Suzanne likes to explore foreshortened perspectives and exaggerated features in her painted portraits. She chooses to paint portraits as an expression of the human form. “I like everything to be off-centered or weird, otherwise, to me, it’s just too boring to paint,” Doucette-Stebila says, recalling her years at art school. “I remember having to paint a clear vase or the most boring dead flowers, and I thought, I will never do that again. I love color and motion and action and expression.”
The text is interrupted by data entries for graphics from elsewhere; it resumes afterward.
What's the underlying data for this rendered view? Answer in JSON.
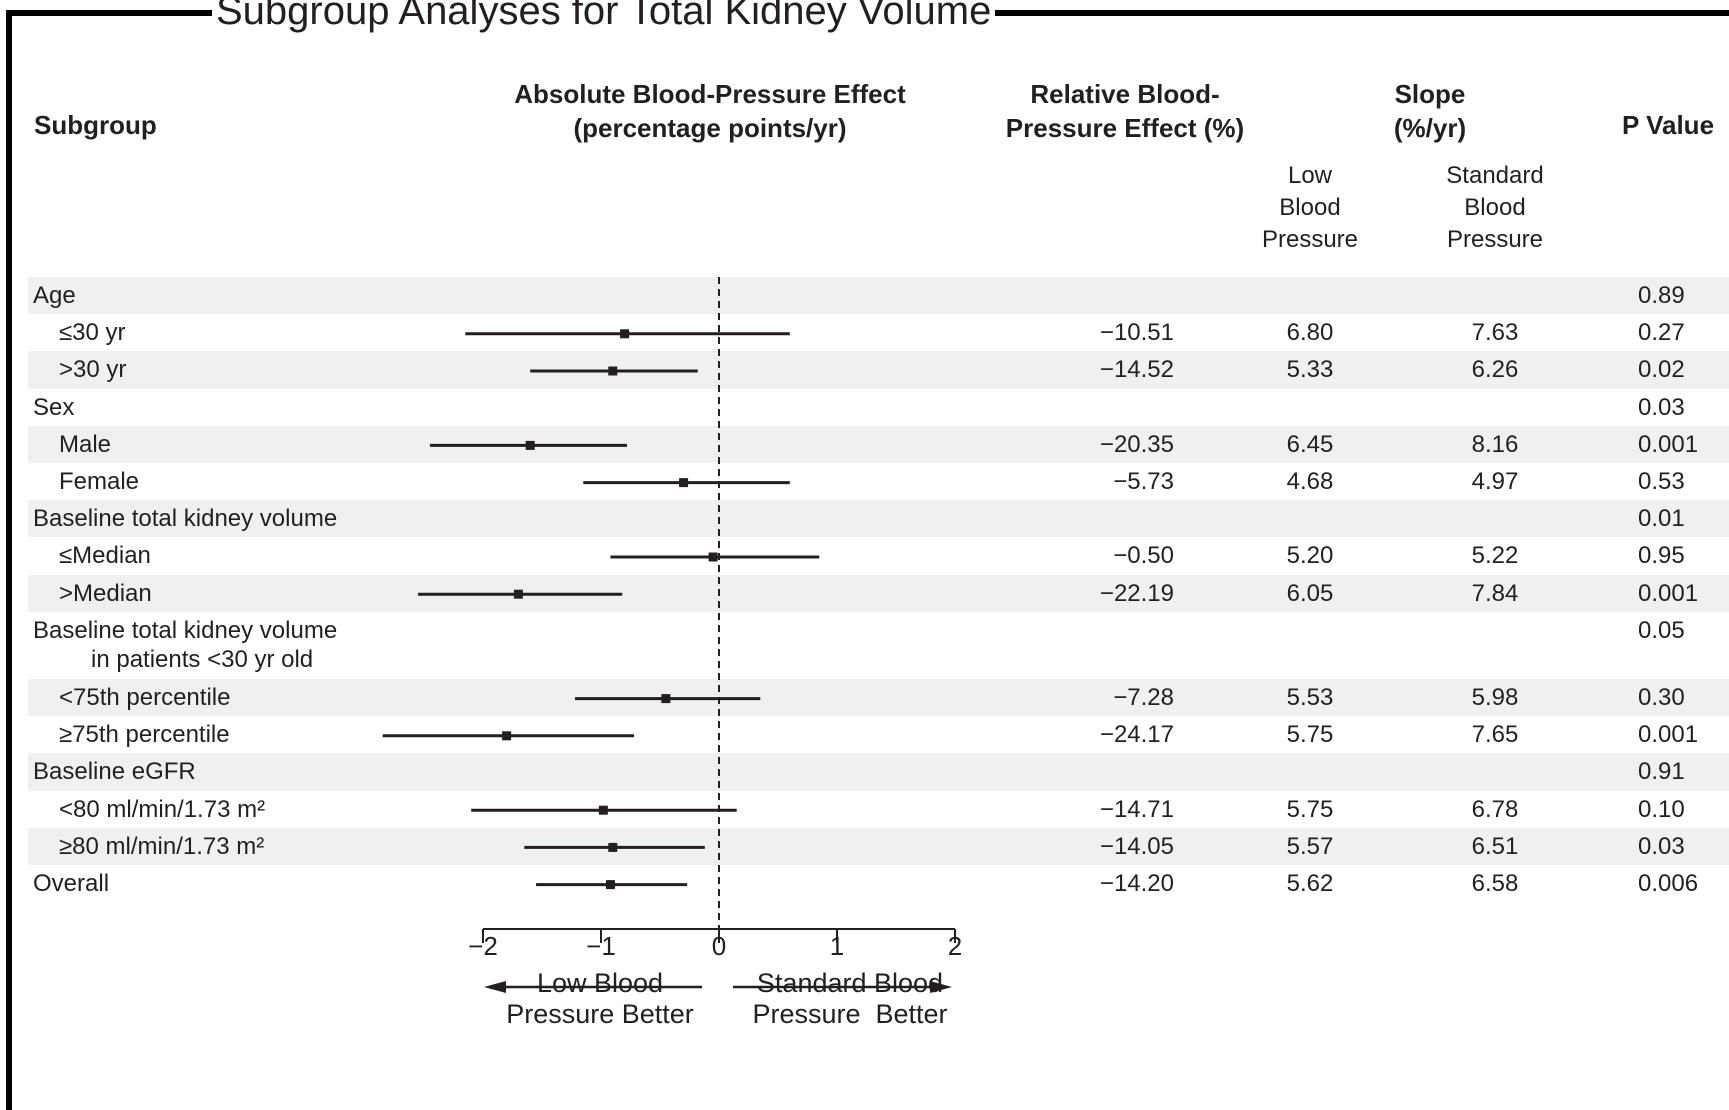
{
  "title": "Subgroup Analyses for Total Kidney Volume",
  "headers": {
    "subgroup": "Subgroup",
    "absolute": [
      "Absolute Blood-Pressure Effect",
      "(percentage points/yr)"
    ],
    "relative": [
      "Relative Blood-",
      "Pressure Effect (%)"
    ],
    "slope": [
      "Slope",
      "(%/yr)"
    ],
    "slope_low": [
      "Low",
      "Blood",
      "Pressure"
    ],
    "slope_standard": [
      "Standard",
      "Blood",
      "Pressure"
    ],
    "pvalue": "P Value"
  },
  "rows": [
    {
      "label": "Age",
      "indent": false,
      "shaded": true,
      "relative": "",
      "low": "",
      "standard": "",
      "p": "0.89"
    },
    {
      "label": "≤30 yr",
      "indent": true,
      "shaded": false,
      "relative": "−10.51",
      "low": "6.80",
      "standard": "7.63",
      "p": "0.27"
    },
    {
      "label": ">30 yr",
      "indent": true,
      "shaded": true,
      "relative": "−14.52",
      "low": "5.33",
      "standard": "6.26",
      "p": "0.02"
    },
    {
      "label": "Sex",
      "indent": false,
      "shaded": false,
      "relative": "",
      "low": "",
      "standard": "",
      "p": "0.03"
    },
    {
      "label": "Male",
      "indent": true,
      "shaded": true,
      "relative": "−20.35",
      "low": "6.45",
      "standard": "8.16",
      "p": "0.001"
    },
    {
      "label": "Female",
      "indent": true,
      "shaded": false,
      "relative": "−5.73",
      "low": "4.68",
      "standard": "4.97",
      "p": "0.53"
    },
    {
      "label": "Baseline total kidney volume",
      "indent": false,
      "shaded": true,
      "relative": "",
      "low": "",
      "standard": "",
      "p": "0.01"
    },
    {
      "label": "≤Median",
      "indent": true,
      "shaded": false,
      "relative": "−0.50",
      "low": "5.20",
      "standard": "5.22",
      "p": "0.95"
    },
    {
      "label": ">Median",
      "indent": true,
      "shaded": true,
      "relative": "−22.19",
      "low": "6.05",
      "standard": "7.84",
      "p": "0.001"
    },
    {
      "label": "Baseline total kidney volume",
      "label2": "in patients <30 yr old",
      "indent": false,
      "shaded": false,
      "relative": "",
      "low": "",
      "standard": "",
      "p": "0.05"
    },
    {
      "label": "<75th percentile",
      "indent": true,
      "shaded": true,
      "relative": "−7.28",
      "low": "5.53",
      "standard": "5.98",
      "p": "0.30"
    },
    {
      "label": "≥75th percentile",
      "indent": true,
      "shaded": false,
      "relative": "−24.17",
      "low": "5.75",
      "standard": "7.65",
      "p": "0.001"
    },
    {
      "label": "Baseline eGFR",
      "indent": false,
      "shaded": true,
      "relative": "",
      "low": "",
      "standard": "",
      "p": "0.91"
    },
    {
      "label": "<80 ml/min/1.73 m²",
      "indent": true,
      "shaded": false,
      "relative": "−14.71",
      "low": "5.75",
      "standard": "6.78",
      "p": "0.10"
    },
    {
      "label": "≥80 ml/min/1.73 m²",
      "indent": true,
      "shaded": true,
      "relative": "−14.05",
      "low": "5.57",
      "standard": "6.51",
      "p": "0.03"
    },
    {
      "label": "Overall",
      "indent": false,
      "shaded": false,
      "relative": "−14.20",
      "low": "5.62",
      "standard": "6.58",
      "p": "0.006"
    }
  ],
  "arrows": {
    "left": [
      "Low Blood",
      "Pressure Better"
    ],
    "right": [
      "Standard Blood",
      "Pressure  Better"
    ]
  },
  "chart_data": {
    "type": "forest",
    "x_axis": {
      "ticks": [
        -2,
        -1,
        0,
        1,
        2
      ],
      "tick_labels": [
        "−2",
        "−1",
        "0",
        "1",
        "2"
      ],
      "range": [
        -2,
        2
      ],
      "reference_line": 0
    },
    "series": [
      {
        "row": 1,
        "estimate": -0.8,
        "lower": -2.15,
        "upper": 0.6
      },
      {
        "row": 2,
        "estimate": -0.9,
        "lower": -1.6,
        "upper": -0.18
      },
      {
        "row": 4,
        "estimate": -1.6,
        "lower": -2.45,
        "upper": -0.78
      },
      {
        "row": 5,
        "estimate": -0.3,
        "lower": -1.15,
        "upper": 0.6
      },
      {
        "row": 7,
        "estimate": -0.05,
        "lower": -0.92,
        "upper": 0.85
      },
      {
        "row": 8,
        "estimate": -1.7,
        "lower": -2.55,
        "upper": -0.82
      },
      {
        "row": 10,
        "estimate": -0.45,
        "lower": -1.22,
        "upper": 0.35
      },
      {
        "row": 11,
        "estimate": -1.8,
        "lower": -2.85,
        "upper": -0.72
      },
      {
        "row": 13,
        "estimate": -0.98,
        "lower": -2.1,
        "upper": 0.15
      },
      {
        "row": 14,
        "estimate": -0.9,
        "lower": -1.65,
        "upper": -0.12
      },
      {
        "row": 15,
        "estimate": -0.92,
        "lower": -1.55,
        "upper": -0.27
      }
    ]
  }
}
She has painted a series of portraits of young women, each expressing the subject’s unique features and vibrancy, such as the large piercing eyes of her niece Maisy. Many of her female subjects struggle with body image and self esteem issues in one way or another. She uses her canvas as a way to express their strengths, personalities and to show them just how beautiful they actually are. “One of the most challenging stages a young woman can experience in today’s society is the notion of body image,” says Ms. Stebila. “When women compare themselves to other women it creates an internal dialogue that can skew the actual from the projected image. I wanted to paint Maisy because she had the appearance of being comfortable in her skin, even at 16; and this projected outward and compelled me to paint her.”
“I’m not interested in perfection,” she says. “I used to teach yoga and one of my gurus said ‘there’s no joy in Samadhi’ — Samadhi being the highest level — ‘it’s such a bore.’ So why would I want to paint like a photograph? Take a picture. I think it’s all about the imperfections … and it’s really hard not to try to make something perfect. To make a mark and leave it there and let it stand for itself.”
She currently is showing work at her Studio 12.12, part of the Aspen Loft Artists, which is a popular stop during the First Friday ArtWalk. She also has work hanging in Santa Fe, New Mexico, at Gannons Antiques and Art.